An injective function that is neither ascending nor descending

Question

Can anyone please come up with an example of an injective function that is neither ascending nor descending on the interval $[1,3]$?

Answer 1

Define $f(x)=x$ if $x \in [1,2]$ and $f(x)=-x$ if $x \in (2,3]$ .

Answer 2

Bit string expansions are a rich source of counterexamples of this sort.
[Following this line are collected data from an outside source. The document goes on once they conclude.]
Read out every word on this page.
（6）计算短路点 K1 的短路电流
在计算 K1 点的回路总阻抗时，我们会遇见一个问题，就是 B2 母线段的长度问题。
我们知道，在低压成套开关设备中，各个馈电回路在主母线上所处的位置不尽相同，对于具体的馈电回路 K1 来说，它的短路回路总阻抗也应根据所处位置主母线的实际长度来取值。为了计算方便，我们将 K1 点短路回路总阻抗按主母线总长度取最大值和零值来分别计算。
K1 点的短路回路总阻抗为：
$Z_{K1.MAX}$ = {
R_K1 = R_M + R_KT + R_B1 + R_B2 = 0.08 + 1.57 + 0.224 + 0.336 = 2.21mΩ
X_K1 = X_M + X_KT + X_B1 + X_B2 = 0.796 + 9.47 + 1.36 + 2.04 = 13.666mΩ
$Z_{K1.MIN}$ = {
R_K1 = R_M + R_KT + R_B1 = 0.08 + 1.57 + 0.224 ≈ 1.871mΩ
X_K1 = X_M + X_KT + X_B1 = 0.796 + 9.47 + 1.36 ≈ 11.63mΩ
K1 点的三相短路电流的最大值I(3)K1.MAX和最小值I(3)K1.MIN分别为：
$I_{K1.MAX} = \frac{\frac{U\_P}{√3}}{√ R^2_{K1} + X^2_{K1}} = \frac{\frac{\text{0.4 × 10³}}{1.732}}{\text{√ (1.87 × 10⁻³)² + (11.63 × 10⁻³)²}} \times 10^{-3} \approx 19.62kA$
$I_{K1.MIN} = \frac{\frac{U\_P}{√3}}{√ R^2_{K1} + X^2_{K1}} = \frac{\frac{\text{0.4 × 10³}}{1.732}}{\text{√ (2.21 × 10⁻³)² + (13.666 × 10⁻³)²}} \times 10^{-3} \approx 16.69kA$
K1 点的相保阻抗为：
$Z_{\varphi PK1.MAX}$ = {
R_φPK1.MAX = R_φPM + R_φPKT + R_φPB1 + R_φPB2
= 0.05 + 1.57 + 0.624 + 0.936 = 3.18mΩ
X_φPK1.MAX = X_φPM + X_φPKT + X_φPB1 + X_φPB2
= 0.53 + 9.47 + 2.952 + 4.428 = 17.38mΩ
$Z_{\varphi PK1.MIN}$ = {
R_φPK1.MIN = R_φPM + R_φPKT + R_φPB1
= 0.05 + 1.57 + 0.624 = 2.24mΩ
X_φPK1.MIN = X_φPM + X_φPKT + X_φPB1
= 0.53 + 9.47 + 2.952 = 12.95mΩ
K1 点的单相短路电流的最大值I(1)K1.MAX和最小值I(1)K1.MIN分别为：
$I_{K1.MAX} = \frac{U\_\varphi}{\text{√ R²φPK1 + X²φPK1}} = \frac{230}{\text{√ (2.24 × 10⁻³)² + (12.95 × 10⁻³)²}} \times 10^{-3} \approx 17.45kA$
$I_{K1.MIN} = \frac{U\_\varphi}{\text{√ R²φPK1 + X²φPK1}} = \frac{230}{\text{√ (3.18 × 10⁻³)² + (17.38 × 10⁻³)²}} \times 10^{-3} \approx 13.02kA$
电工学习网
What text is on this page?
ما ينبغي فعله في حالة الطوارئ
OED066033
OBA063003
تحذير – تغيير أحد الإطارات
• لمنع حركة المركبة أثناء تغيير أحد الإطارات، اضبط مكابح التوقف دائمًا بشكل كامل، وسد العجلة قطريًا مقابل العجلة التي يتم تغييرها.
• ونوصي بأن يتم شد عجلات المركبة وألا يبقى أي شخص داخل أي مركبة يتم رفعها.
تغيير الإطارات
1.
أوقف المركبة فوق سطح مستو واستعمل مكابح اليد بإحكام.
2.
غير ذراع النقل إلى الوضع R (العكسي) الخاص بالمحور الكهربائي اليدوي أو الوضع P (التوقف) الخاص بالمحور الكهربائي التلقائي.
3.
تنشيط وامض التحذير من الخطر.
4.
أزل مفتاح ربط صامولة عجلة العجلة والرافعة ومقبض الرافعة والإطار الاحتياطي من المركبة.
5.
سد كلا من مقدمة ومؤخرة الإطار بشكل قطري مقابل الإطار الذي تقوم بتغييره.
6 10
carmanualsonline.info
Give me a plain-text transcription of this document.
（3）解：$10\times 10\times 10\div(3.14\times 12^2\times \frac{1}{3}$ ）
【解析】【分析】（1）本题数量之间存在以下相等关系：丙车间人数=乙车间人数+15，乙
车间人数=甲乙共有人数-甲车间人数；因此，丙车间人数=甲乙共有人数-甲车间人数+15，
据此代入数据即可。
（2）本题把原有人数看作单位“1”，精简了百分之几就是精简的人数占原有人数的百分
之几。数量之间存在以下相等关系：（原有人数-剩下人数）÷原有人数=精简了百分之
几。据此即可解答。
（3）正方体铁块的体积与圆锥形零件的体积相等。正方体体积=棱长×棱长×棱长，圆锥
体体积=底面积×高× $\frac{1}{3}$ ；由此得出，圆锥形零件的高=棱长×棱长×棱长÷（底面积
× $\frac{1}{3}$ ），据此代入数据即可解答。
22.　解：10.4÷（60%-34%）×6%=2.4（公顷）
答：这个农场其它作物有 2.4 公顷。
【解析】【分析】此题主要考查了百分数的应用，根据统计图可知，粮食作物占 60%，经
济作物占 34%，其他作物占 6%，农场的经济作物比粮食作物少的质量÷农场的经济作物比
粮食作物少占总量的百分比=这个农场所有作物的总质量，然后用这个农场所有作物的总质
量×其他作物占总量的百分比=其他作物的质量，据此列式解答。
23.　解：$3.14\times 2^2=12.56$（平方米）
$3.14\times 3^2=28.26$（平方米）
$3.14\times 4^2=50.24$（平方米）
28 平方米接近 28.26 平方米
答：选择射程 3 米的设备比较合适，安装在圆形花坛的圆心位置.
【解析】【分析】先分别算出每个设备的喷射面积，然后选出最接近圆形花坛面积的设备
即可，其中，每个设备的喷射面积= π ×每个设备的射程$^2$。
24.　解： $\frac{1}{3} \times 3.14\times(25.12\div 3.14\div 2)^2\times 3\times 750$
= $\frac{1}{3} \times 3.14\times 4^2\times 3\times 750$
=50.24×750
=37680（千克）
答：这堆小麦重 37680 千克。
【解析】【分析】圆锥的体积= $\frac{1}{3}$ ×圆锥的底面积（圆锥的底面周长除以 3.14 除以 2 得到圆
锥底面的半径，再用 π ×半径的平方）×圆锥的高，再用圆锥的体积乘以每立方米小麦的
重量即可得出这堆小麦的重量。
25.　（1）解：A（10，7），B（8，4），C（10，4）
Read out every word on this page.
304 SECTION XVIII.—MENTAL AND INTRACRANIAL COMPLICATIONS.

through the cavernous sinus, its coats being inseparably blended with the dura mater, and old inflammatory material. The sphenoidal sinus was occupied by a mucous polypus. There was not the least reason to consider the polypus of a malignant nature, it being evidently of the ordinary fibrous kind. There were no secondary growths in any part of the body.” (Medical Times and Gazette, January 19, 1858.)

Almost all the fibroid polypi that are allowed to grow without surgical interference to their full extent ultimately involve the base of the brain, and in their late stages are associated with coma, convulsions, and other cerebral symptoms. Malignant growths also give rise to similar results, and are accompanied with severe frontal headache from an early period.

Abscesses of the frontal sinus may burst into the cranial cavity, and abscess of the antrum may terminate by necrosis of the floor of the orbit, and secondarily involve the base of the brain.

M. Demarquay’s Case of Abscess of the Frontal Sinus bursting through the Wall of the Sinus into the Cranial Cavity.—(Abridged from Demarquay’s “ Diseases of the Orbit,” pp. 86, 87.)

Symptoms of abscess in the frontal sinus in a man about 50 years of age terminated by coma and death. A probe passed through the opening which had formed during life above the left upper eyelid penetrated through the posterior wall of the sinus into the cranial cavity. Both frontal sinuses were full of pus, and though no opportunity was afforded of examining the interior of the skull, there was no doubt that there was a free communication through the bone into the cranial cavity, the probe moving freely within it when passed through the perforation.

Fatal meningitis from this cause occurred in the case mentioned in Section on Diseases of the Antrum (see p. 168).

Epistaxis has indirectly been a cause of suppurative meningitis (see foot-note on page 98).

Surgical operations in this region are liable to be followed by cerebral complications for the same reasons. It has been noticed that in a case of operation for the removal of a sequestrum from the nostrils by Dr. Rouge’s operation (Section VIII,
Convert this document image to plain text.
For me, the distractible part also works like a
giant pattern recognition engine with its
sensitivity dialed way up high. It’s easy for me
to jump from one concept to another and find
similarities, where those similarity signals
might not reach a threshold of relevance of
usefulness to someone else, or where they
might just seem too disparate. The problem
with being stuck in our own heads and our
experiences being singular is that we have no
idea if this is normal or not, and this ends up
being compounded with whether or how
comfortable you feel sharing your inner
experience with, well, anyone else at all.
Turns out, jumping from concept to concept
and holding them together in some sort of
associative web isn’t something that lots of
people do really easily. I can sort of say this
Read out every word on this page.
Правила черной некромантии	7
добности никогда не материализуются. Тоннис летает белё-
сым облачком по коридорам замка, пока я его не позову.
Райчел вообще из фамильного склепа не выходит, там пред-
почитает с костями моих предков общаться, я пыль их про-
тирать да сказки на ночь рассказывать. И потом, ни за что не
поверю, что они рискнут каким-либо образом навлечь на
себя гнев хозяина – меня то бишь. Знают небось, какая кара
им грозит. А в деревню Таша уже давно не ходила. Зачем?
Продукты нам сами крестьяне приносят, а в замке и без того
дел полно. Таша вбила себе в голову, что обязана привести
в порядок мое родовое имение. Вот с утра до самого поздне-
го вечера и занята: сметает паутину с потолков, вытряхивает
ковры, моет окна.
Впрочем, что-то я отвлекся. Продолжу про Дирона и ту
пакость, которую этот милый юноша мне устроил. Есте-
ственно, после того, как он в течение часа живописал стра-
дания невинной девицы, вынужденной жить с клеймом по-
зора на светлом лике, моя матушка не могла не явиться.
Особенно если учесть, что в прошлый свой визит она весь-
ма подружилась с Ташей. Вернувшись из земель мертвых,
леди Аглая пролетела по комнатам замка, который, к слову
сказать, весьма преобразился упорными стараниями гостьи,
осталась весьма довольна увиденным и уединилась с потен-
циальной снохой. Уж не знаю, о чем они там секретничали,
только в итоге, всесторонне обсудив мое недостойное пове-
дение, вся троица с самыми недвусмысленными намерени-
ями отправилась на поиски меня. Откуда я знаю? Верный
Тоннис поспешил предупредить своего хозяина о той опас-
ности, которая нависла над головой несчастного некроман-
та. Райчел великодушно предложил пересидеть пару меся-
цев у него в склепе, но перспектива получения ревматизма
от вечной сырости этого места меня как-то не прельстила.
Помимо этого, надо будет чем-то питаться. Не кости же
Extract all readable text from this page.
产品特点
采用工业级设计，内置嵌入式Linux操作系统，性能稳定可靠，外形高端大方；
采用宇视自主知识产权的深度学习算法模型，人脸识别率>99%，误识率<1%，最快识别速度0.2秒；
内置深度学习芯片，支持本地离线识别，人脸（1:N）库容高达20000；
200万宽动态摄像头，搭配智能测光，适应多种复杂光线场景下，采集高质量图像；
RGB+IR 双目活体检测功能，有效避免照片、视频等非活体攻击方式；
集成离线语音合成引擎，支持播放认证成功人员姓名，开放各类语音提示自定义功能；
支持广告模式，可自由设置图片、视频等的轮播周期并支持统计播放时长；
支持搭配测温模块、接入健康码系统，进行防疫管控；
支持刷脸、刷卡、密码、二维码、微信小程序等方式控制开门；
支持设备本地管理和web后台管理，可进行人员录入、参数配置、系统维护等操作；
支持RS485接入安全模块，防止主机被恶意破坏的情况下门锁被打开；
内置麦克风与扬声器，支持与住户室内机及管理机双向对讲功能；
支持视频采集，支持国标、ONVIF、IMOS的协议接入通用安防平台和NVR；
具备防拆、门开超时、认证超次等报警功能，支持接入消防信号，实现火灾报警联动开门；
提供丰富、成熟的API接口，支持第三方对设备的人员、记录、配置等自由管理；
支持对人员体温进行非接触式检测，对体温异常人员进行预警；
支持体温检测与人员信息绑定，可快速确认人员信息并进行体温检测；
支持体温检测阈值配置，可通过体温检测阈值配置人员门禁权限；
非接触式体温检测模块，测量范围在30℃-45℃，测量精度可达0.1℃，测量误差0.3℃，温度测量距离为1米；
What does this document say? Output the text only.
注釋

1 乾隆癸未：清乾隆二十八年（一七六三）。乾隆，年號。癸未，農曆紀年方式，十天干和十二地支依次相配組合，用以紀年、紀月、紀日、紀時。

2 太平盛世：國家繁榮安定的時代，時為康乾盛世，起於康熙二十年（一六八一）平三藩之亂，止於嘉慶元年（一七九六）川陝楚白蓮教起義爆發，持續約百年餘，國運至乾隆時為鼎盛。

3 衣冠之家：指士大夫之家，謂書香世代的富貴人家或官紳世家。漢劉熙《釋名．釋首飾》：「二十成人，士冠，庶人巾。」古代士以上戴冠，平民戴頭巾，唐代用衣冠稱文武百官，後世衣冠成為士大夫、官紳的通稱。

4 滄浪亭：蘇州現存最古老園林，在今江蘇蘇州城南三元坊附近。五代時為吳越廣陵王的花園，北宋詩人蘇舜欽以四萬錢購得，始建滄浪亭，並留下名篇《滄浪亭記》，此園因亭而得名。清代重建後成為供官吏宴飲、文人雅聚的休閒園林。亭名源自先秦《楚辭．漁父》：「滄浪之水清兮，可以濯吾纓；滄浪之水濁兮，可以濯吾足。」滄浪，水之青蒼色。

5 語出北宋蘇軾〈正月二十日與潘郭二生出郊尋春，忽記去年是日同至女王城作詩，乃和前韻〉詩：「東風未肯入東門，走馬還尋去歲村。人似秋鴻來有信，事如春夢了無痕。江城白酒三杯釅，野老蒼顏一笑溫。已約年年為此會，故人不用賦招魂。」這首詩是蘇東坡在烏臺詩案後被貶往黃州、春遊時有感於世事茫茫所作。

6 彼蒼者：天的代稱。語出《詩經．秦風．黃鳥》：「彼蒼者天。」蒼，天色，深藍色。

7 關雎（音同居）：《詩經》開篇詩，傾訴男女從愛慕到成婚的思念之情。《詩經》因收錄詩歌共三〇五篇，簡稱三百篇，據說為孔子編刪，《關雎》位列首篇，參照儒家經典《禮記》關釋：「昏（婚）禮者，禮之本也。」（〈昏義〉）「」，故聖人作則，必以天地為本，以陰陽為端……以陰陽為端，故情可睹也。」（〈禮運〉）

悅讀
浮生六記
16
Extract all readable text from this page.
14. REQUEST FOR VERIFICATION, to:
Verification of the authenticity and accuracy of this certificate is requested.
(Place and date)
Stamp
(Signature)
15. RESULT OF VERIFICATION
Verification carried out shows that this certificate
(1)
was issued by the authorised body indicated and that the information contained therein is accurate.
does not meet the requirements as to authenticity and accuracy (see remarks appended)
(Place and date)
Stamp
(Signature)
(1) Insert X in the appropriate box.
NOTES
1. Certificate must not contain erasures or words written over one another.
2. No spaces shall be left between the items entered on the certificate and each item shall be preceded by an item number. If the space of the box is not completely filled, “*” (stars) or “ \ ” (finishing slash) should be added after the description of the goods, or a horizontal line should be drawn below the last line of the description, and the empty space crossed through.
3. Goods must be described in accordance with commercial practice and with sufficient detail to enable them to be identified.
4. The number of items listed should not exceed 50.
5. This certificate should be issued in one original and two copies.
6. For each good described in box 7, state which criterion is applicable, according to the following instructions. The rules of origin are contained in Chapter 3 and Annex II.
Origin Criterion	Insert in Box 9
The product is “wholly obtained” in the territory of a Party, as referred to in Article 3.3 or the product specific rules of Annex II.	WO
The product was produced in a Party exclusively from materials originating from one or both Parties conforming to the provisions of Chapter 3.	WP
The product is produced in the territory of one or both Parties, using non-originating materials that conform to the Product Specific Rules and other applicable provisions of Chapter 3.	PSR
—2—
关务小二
Let $x=n.b_1b_2\dots$ be the ternary (base-3) expansion of $x$ (not ending in an infinite sequence of $2$s), and define $f(x)=n.\bar b_1\bar b_2\dots$ where $\bar 0=0$, $\bar 1=2$, and $\bar 2=1$. Then $f$ is injective, and it is neither increasing or decreasing on any open interval, because every open interval contains $[n.b_1\dots b_k0,n.b_1\dots b_k2]$ for some $n,b_1,\dots,b_k$, and then $$n.\bar b_1\dots \bar b_k0<n.\bar b_1\dots \bar b_k2>n.\bar b_1\dots \bar b_k1$$ $$f(n.b_1\dots b_k0)<f(n.b_1\dots b_k1)>f(n.b_1\dots b_k2).$$

Thus $f$ is neither increasing or decreasing on this interval.